For those who don't know the iconic film, the key character played by Jim Carrey has lived his entire life unknowingly inside a synthetic world, located inside a giant dome that functions as a mega TV studio. Truman's family, neighbours and colleagues are all actors.
Even when Truman realises his life is a fraud, he is initially reluctant to escape because of the fear of what lies beyond. But eventually he takes courage into his hands, and fights his way to the edge of the dome and then out through a doorway into the 'real' world.
This reflects on the options we all face. We can carry on living this dream, which could lead to devastation on an unimaginable scale, or we can help create a just world within ecological limits by piercing through the limitations of our current beliefs.
Recognising the need for a new economic system is very much on my mind as I prepare to facilitate a meeting next week with nearly 30 global leaders in sustainability, ranging from Rajendra Pachauri, head of the Intergovernmental Panel on Climate Change, to Georg Kell, executive director of the UN Global Compact.
Our aim is not only to work out how to change the current mindset of society around the economy but also to develop a meaningful strategy to help us move towards a new era.

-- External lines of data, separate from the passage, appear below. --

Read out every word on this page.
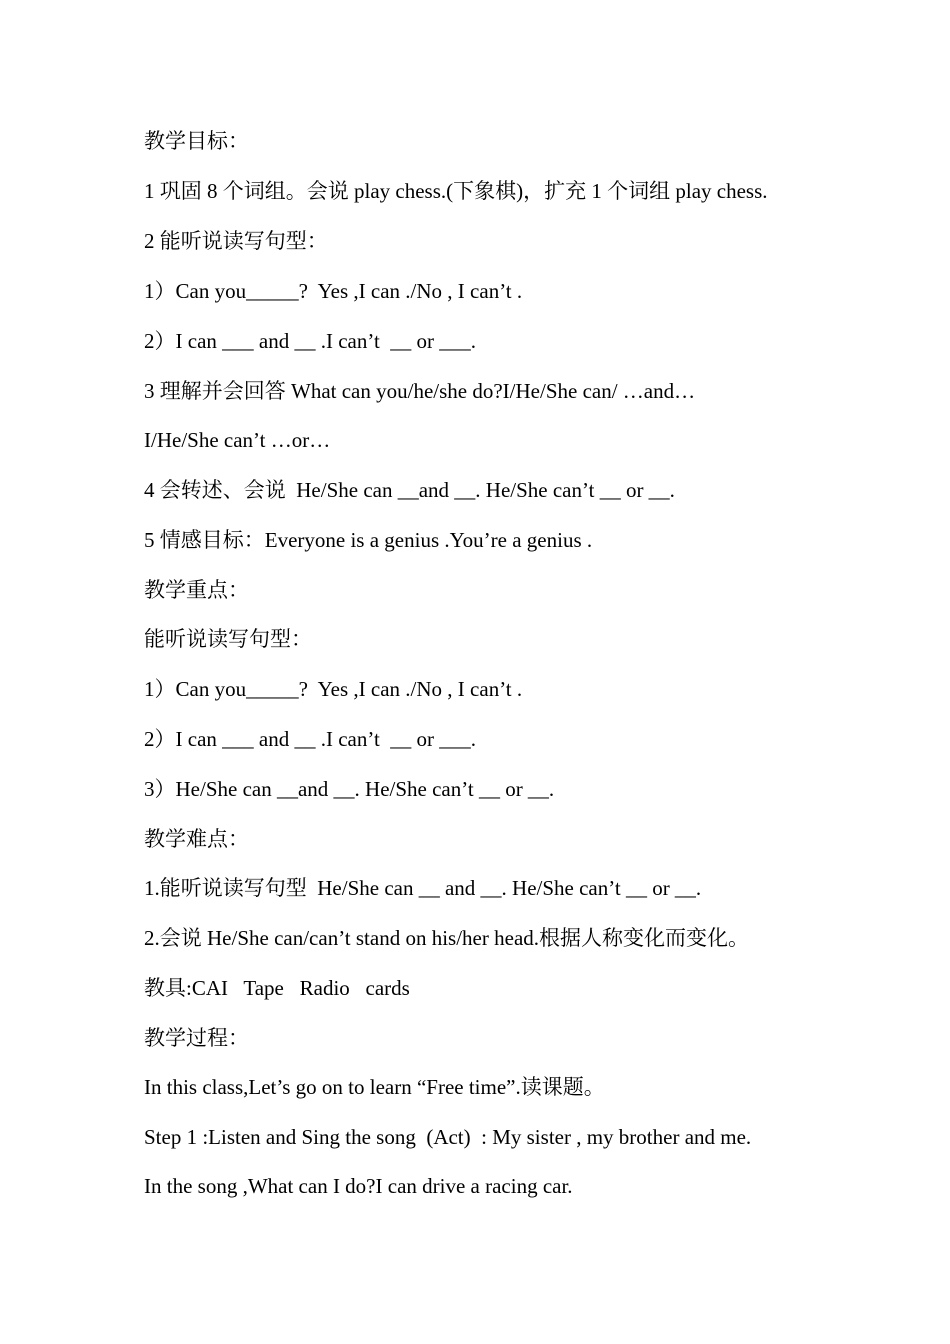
教学目标：
1 巩固 8 个词组。会说 play chess.(下象棋)，扩充 1 个词组 play chess.
2 能听说读写句型：
1）Can you_____?  Yes ,I can ./No , I can’t .
2）I can ___ and __ .I can’t  __ or ___.
3 理解并会回答 What can you/he/she do?I/He/She can/ …and…
I/He/She can’t …or…
4 会转述、会说  He/She can __and __. He/She can’t __ or __.
5 情感目标：Everyone is a genius .You’re a genius .
教学重点：
能听说读写句型：
1）Can you_____?  Yes ,I can ./No , I can’t .
2）I can ___ and __ .I can’t  __ or ___.
3）He/She can __and __. He/She can’t __ or __.
教学难点：
1.能听说读写句型  He/She can __ and __. He/She can’t __ or __.
2.会说 He/She can/can’t stand on his/her head.根据人称变化而变化。
教具:CAI   Tape   Radio   cards
教学过程：
In this class,Let’s go on to learn “Free time”.读课题。
Step 1 :Listen and Sing the song  (Act)  : My sister , my brother and me.
In the song ,What can I do?I can drive a racing car.
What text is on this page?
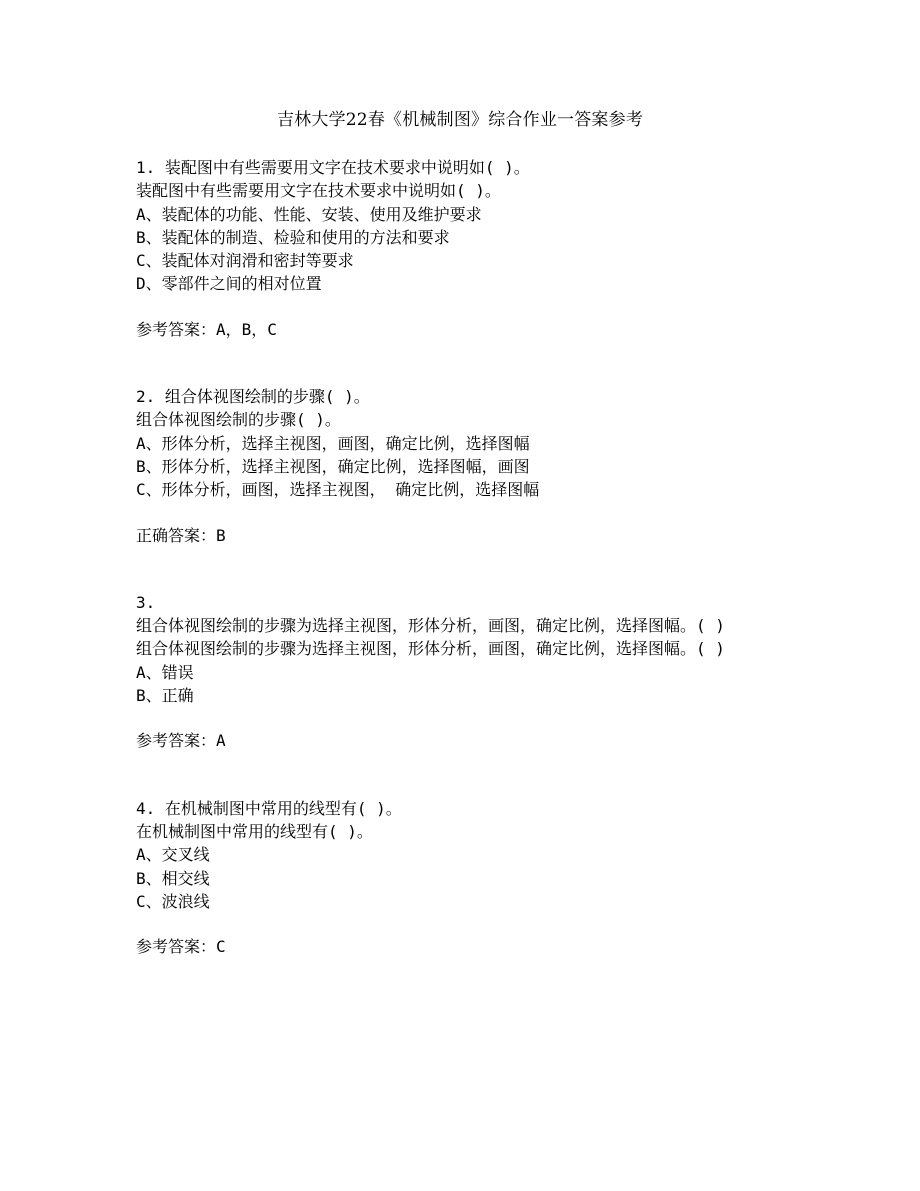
吉林大学22春《机械制图》综合作业一答案参考
1. 装配图中有些需要用文字在技术要求中说明如( )。
装配图中有些需要用文字在技术要求中说明如( )。
A、装配体的功能、性能、安装、使用及维护要求
B、装配体的制造、检验和使用的方法和要求
C、装配体对润滑和密封等要求
D、零部件之间的相对位置
参考答案：A，B，C
2. 组合体视图绘制的步骤( )。
组合体视图绘制的步骤( )。
A、形体分析，选择主视图，画图，确定比例，选择图幅
B、形体分析，选择主视图，确定比例，选择图幅，画图
C、形体分析，画图，选择主视图， 确定比例，选择图幅
正确答案：B
3.
组合体视图绘制的步骤为选择主视图，形体分析，画图，确定比例，选择图幅。( )
组合体视图绘制的步骤为选择主视图，形体分析，画图，确定比例，选择图幅。( )
A、错误
B、正确
参考答案：A
4. 在机械制图中常用的线型有( )。
在机械制图中常用的线型有( )。
A、交叉线
B、相交线
C、波浪线
参考答案：C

The following week I go on a leadership training course led by Erica Ariel Fox, a lecturer in negotiation at Harvard Law School and a senior adviser to McKinsey Leadership Development.
After years of research, she has found that it is only by searching deep within ourselves that we can make meaningful change in the world.
She refers to the fact that before Roger Bannister broke the four minute mile in 1954, it was thought to be impossible. By 1957, 16 more runners had achieved the same milestone. Nowadays that figure stands at more than a thousand.
She says: "Before the broader organisation can start believing that the impossible is possible, one person or a small number of people must embrace a new perspective and set out to disprove the old way of thinking."
So to those of you who are working against the tide to bring a new economy into existence, hopefully history is on your side.